« Maman, prie pour nous », ont chanté en wolof les colosses de la lutte sénégalaise dimanche. Sur le sable de l’arène nationale de Pikine, dans la banlieue de Dakar, devant 12 000 spectateurs, le sport préféré des Sénégalais a fait son grand retour.
Après un an sans combats, les lutteurs sénégalais les plus connus reviennent dans l’Arène de Pikine, à quelques kilomètres de Dakar. La pandémie de coronavirus n’a pas pris fin, mais les restrictions ont été levées à la mi-mars. Sur les plages de Dakar, les combattants se sont entraînés pendant des semaines. Et après une année sans combats officiels, tout est désormais en place pour faire à nouveau rêver les fans de ce sport pas comme les autres.
La crise sanitaire avait obligé certains lutteurs à trouver d’autres sources de revenus. A tel point que même les plus célèbres ont dû pratiquer des emplois très précaires. Cependant, le jour du grand retour venu, ils étaient tous au rendez-vous. Pour le plus grand plaisir du public, conquis par l’événement.
Les origines de la lutte sénégalaise remontent aux cérémonies célébrant la fin des récoltes. Le sport est populaire au Sénégal, presque tout autant que le football. Tant et si bien que la vie s’arrête littéralement durant les compétitions. Certains vont à l’arène, construite en 2018, pendant que d’autres se collent devant leur télévision. Mais tous ont un point commun : ils sont captivés par cette discipline ancestrale.
Le dimanche 4 avril a donc marque lé retour des champions les plus célèbres de ce sport. Cinq combats étaient au programme, mais le plus attendu était celui opposant Eumeu Sène de Pikine et Lac 2 de Guiers. Un véritable choc des titans qui a tenu ses promesses.
Lac vs. Sène, round 3
Lors de l’évènement principal de la journée de lutte sénégalaise du 4 avril, l’évènement principal, c’était la fameuse revanche. Une rivalité de longue date oppose Lac de Guiers 2 et Eumeu Sène. Le public a dû attendre la fin du temps additionnel pour voir la victoire d’un des deux lutteurs.
Et c’est Lac 2 qui l’a emporté, grâce au nombre d’avertissements plus élevé attribué à son adversaire. En effet, pendant le combat, pas moins de sept avertissements ont été infligés aux deux lutteurs pour non-combativité, dont quatre pour le seul Eumeu Sène. Les deux lutteurs se sont observés et l’accélération brusque du rythme du combat, pendant le temps additionnel, était prévue pour finir sur une bonne note.
La victoire de Lac de Guiers remet les pendules à l’heure et promet un prochain combat grandiose contre Eumeu Sène. Sur les trois combats opposant les deux lutteurs, on dénombre désormais un match nul et une victoire pour chacun des adversaires.

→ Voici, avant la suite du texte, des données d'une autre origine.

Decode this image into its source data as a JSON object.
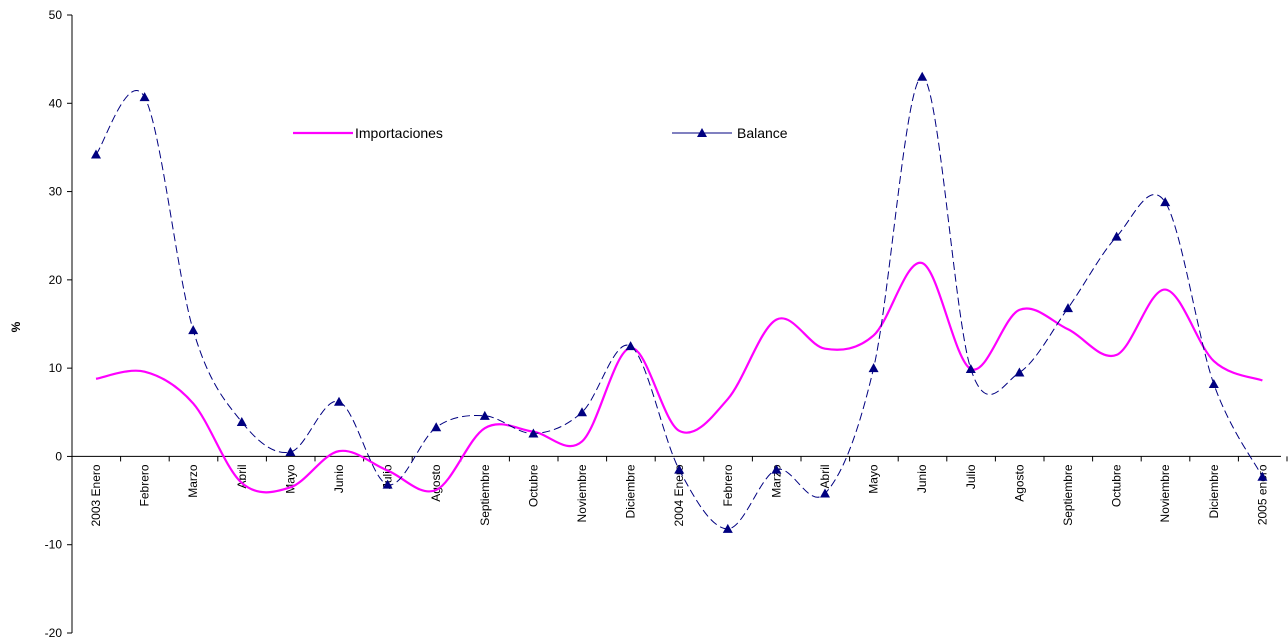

De son côté, Eumeu Sène était le champion de l’arène en 2018 et en 2019. Quelle déception pour lui, donc, de reprendre la compétition avec une défaite contre son rival. Mais il conserve toute l’affection de ses fans : le lutteur de 42 ans est sans aucun doute le combattant le plus populaire de la discipline.
Entre religion et traditions
Les managers des lutteurs se soucient beaucoup de leurs champions. Non seulement, ces derniers sont une grande source de revenus. Mais ils sont aussi considérés comme de véritables demi-dieux, à la manière des sumos au Japon. Avant les combats, les lutteurs sont enduits de « liquide magique » et leurs poignets et chevilles sont équipés d’amulettes.
La lutte sénégalaise n’est pas seulement une question de physique. La préparation de talismans est d’une importance capitale pour les professionnels. Pour éviter la malchance et le maraboutage, personne ne peut approcher le lutteur dans les jours qui précédent le combat, encore moins les étrangers. La présence d’un étranger ou d’une autre personne qui n’appartiendrait pas à l’entourage du combattant peut faire perdre l’envie de se battre, faire tourner la tête de l’athlète ou simplement gâcher le dur travail de préparation des combattants.
Néanmoins, la religion l’emporte toujours pour les Sénégalais, à majorité musulmans. Lorsque l’appel à la prière s’élève, même les matches de lutte s’arrêtent. Et tout le monde va prier, qu’importe l’enjeu.